The companies said the deal would create the "UK's leading food business"

Charles Wilson, CEO of Booker, shakes hands with Tesco CEO Dave Lewis
Charles Wilson, CEO of Booker, shakes hands with Tesco CEO Dave Lewis

Shares in Tesco shot up close to 10 per cent on Friday after Britain's biggest retailer announced that it was merging with Booker, the UK's top food wholesaler, in a £3.7bn deal.

In a joint statement, the two companies said that the combined group would bring benefits for consumers, independent retailers, caterers, small businesses, suppliers, and colleagues, and deliver “significant value to shareholders”.

"This merger [..]. will further enhance Tesco's growth prospects by creating the UK's leading food business with combined expertise in retail, wholesale, supply chain and digital," the chief executive of Tesco, Dave Lewis, said.

Richard Lim, chief executive of Retail Economics said Tesco's announcement to merge with Booker, the owner of will be a "game changer" in the food industry.

“As shopper behaviour continues to evolve rapidly, the new group will be well placed to capitalise on home shopping and the increasingly important area of eating out which has been the growth driver of the experience economy,” he said.

Under the terms of the deal, each Booker shareholder will receive 0.861 new Tesco shares and 42.6 pence in cash. Based on Tesco’s closing share price on Thursday, the deal values each Booker share at 205.3p, which represents a premium of approximately 12 per cent to their closing price.

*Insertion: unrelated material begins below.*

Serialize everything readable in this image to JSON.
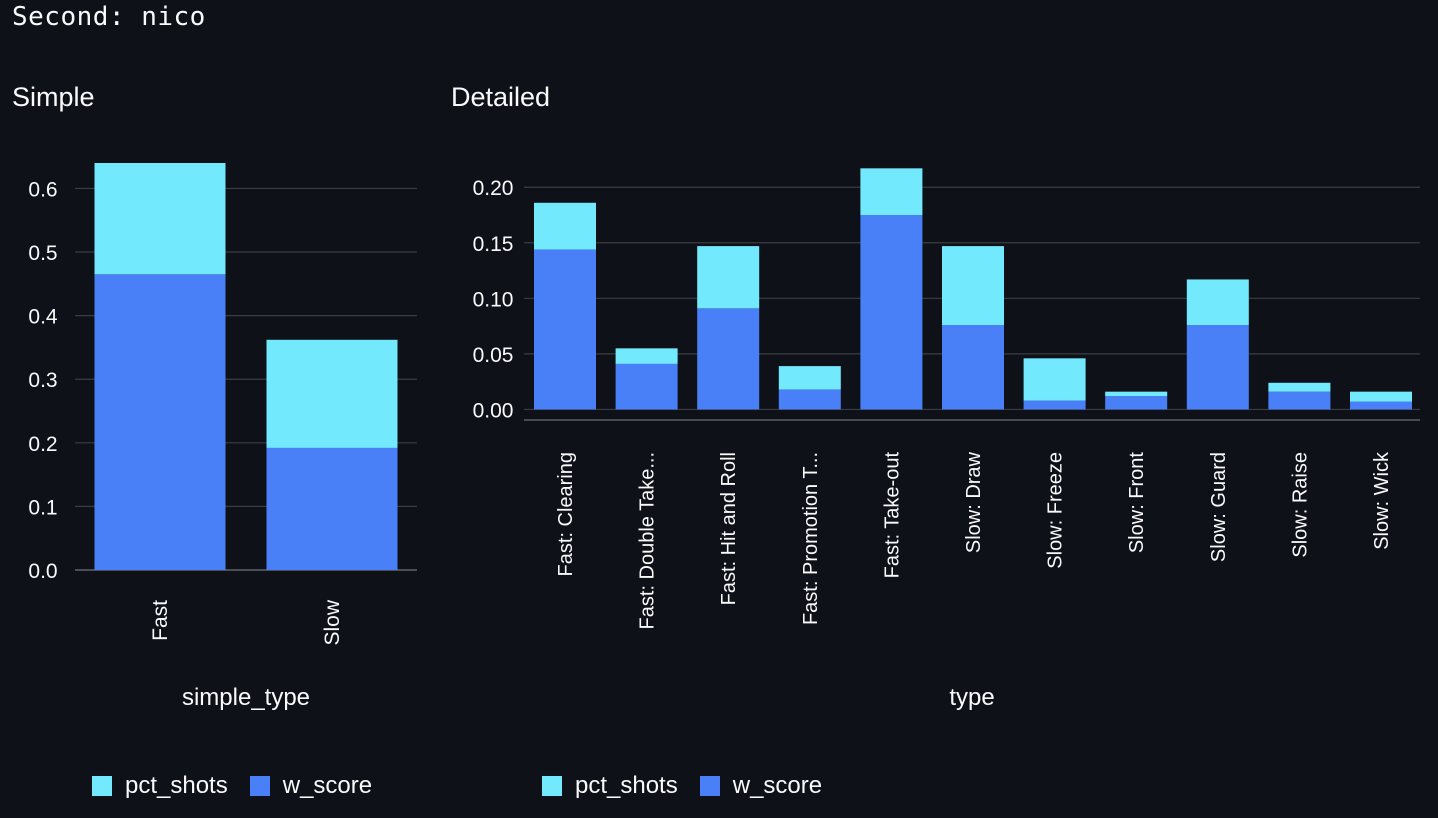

After the merger, Booker shareholders will own approximately 16 per cent of the combined group. Booker shares ended the day almost 16 per cent higher.

Tesco has endured a turbulent few years and has been plagued by a major accounting scandal but the latest deals shows that it is cementing its status within the industry.

In September 2014, the supermarket admitted that it had identified a £250m overstatement of first-half profits for that year.

The UK’s supermarket watchdog later found that Tesco deliberately and repeatedly withheld money owed to suppliers to boost its sales performance artificially, in a serious breach of supermarket regulations.

Scores of investors sued the company as a result of a dramatic fall in the group's share price, alleging they lost millions because they bought shares on the basis of misleading accounts.

But more recently, the company has managed to move on from that. It's focused hard on reviving its main grocery business in its home market, selling its South Korean business and divesting in Turkey too. It's also sold off its Giraffe restaurant chain.

Late last year market researcher Kantar Worldpanel said Tesco's sales were rising at the fastest pace for three years.

The merger is subject to approval by regulators and is expected to be completed in late 2017 or early 2018, the two companies said.

Greenhill has been appointed as lead financial adviser to Tesco, with Barclays acting as financial adviser, sponsor and corporate broker and Citi acting as financial adviser and corporate broker. JP Morgan Cazenove is financial adviser and corporate broker for Booker.